Dr. Denis Mukwege is the founder of the Panzi Hospital in Bukavu, Democratic Republic of Congo (DRC). Dr. Mukwege specializes in treating women and girls who have been victims of sexual violence in the Congo's 12-year war. Many of these patients have been gang raped, and some subjected to assault from the inside out with bayonets, chunks of wood and even rifles.

Dr. Mukwege has evolved to become the world's leading expert on how to repair the internal physical damage caused by gang rape and brutal sexual violence that is characterizing the conflict in the Congo. Since the founding of the Panzi Hospital in 1999, Dr. Mukwege has treated 21,000 women, some of them more than once. Dr. Mukwege performs up to ten operations a day and often works 18 hours straight. His patients arrive at the hospital in a heartbreaking state -- sometimes naked, often bleeding and with fistulas that cause incontinence through their brutalized vaginas.

Dr. Mukwege is the son of a Pentecostal minister and his wife, and has eight brothers and sisters. His reason for studying medicine was that he wanted to heal the sick that his Minister father had prayed for his whole life. Though he studied gynecology in France, he returned home to Congo to treat women in Congo who had no access to regular medical care.

Dr. Mukwege is now recognized by leaders in international health and development for his pioneering work and dedication.
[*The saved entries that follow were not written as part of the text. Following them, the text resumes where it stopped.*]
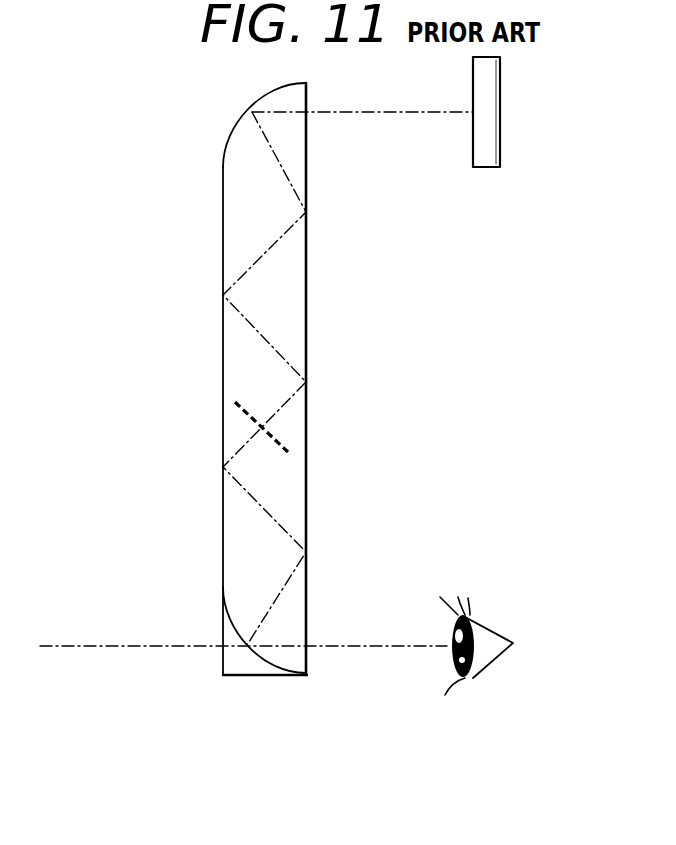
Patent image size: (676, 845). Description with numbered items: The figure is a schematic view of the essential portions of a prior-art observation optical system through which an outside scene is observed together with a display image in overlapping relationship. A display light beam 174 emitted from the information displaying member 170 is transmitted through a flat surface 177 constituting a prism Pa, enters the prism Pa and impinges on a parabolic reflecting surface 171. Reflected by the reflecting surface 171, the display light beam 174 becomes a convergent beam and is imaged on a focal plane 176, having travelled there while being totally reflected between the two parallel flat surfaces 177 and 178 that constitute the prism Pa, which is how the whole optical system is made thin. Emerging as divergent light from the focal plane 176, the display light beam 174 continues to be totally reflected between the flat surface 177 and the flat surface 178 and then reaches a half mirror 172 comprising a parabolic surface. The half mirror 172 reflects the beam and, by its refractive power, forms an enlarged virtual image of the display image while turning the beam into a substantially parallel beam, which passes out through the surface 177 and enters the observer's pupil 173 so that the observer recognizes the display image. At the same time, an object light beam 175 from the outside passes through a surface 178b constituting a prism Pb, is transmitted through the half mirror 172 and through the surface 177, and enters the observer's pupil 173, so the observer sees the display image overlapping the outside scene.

The information displaying member 170 is at (487, 162).
The parabolic reflecting surface 171 is at (248, 113).
The half mirror 172 is at (223, 620).
The observer's pupil 173 is at (488, 623).
The display light beam 174 is at (393, 110).
The object light beam 175 is at (79, 646).
The focal plane 176 is at (242, 410).
The flat surface 177 is at (308, 250).
The flat surface 178 is at (222, 251).
The surface 178b is at (222, 653).
The prism Pa is at (290, 423).
The prism Pb is at (240, 668).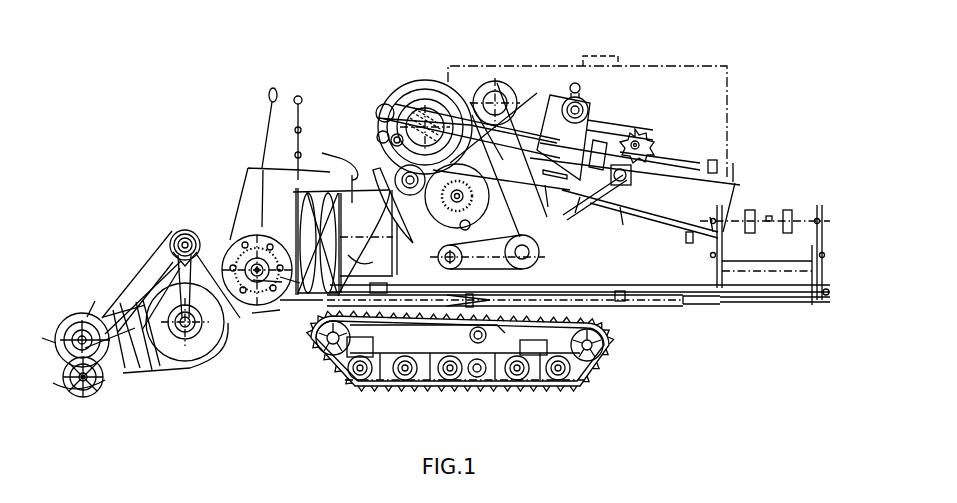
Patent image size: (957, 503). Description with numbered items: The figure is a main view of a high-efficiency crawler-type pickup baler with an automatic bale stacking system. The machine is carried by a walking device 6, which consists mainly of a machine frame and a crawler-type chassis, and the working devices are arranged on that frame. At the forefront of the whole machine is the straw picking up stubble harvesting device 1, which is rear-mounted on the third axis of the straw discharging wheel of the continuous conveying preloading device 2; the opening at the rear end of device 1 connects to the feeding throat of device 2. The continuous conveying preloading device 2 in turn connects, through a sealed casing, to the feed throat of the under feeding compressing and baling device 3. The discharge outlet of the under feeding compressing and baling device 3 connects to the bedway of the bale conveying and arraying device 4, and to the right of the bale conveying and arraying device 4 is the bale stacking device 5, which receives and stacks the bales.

The straw picking up stubble harvesting device 1 is at (200, 367).
The continuous conveying preloading device 2 is at (282, 310).
The under feeding compressing and baling device 3 is at (653, 145).
The bale conveying and arraying device 4 is at (777, 278).
The bale stacking device 5 is at (655, 92).
The walking device 6 is at (422, 335).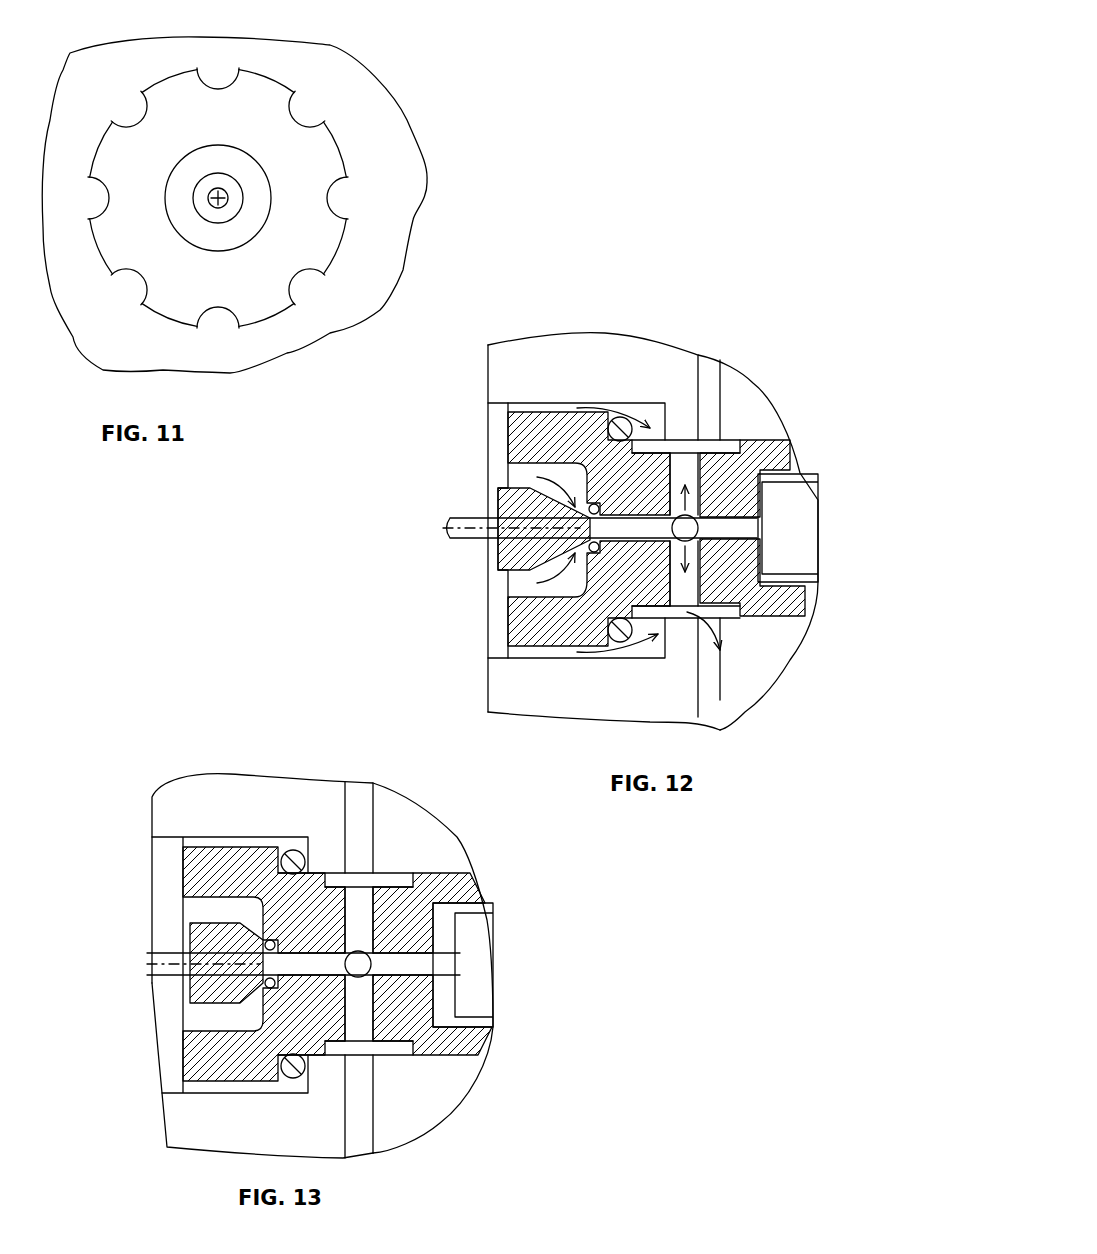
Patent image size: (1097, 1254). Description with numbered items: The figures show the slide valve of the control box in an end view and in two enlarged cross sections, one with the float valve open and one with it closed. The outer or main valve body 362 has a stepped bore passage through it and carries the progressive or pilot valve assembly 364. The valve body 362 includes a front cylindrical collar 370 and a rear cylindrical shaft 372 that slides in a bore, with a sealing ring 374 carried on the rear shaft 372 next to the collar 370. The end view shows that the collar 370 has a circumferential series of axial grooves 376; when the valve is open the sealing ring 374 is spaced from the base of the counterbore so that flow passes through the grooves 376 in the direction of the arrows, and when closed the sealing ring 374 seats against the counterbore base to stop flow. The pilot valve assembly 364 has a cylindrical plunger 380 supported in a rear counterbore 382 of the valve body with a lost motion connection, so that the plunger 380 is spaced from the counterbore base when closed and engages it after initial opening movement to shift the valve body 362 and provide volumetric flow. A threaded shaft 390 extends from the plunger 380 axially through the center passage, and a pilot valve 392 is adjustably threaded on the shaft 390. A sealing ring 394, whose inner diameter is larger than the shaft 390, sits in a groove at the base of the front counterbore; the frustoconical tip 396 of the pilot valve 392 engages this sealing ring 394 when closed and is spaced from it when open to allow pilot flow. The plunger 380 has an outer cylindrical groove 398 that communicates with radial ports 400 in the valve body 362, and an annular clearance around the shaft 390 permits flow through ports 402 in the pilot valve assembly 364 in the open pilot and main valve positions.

In 2008 he received the Olof Palme Prize for his work to help women victims of rape and war crimes in the Congo. The Olof Palme award is given for outstanding achievement aimed at promoting peace, disarmament and combating racism and was created in memory of the popular Swedish prime minister. He also received the United Nations Human Rights Prize in 2008 for his work protecting the rights and dignity of tens of thousand of Congolese women. The award was started in 1966 to "honour and commend people and organizations which have made an outstanding contribution to the promotion and protection of the human rights embodied in the Universal Declaration of Human Rights".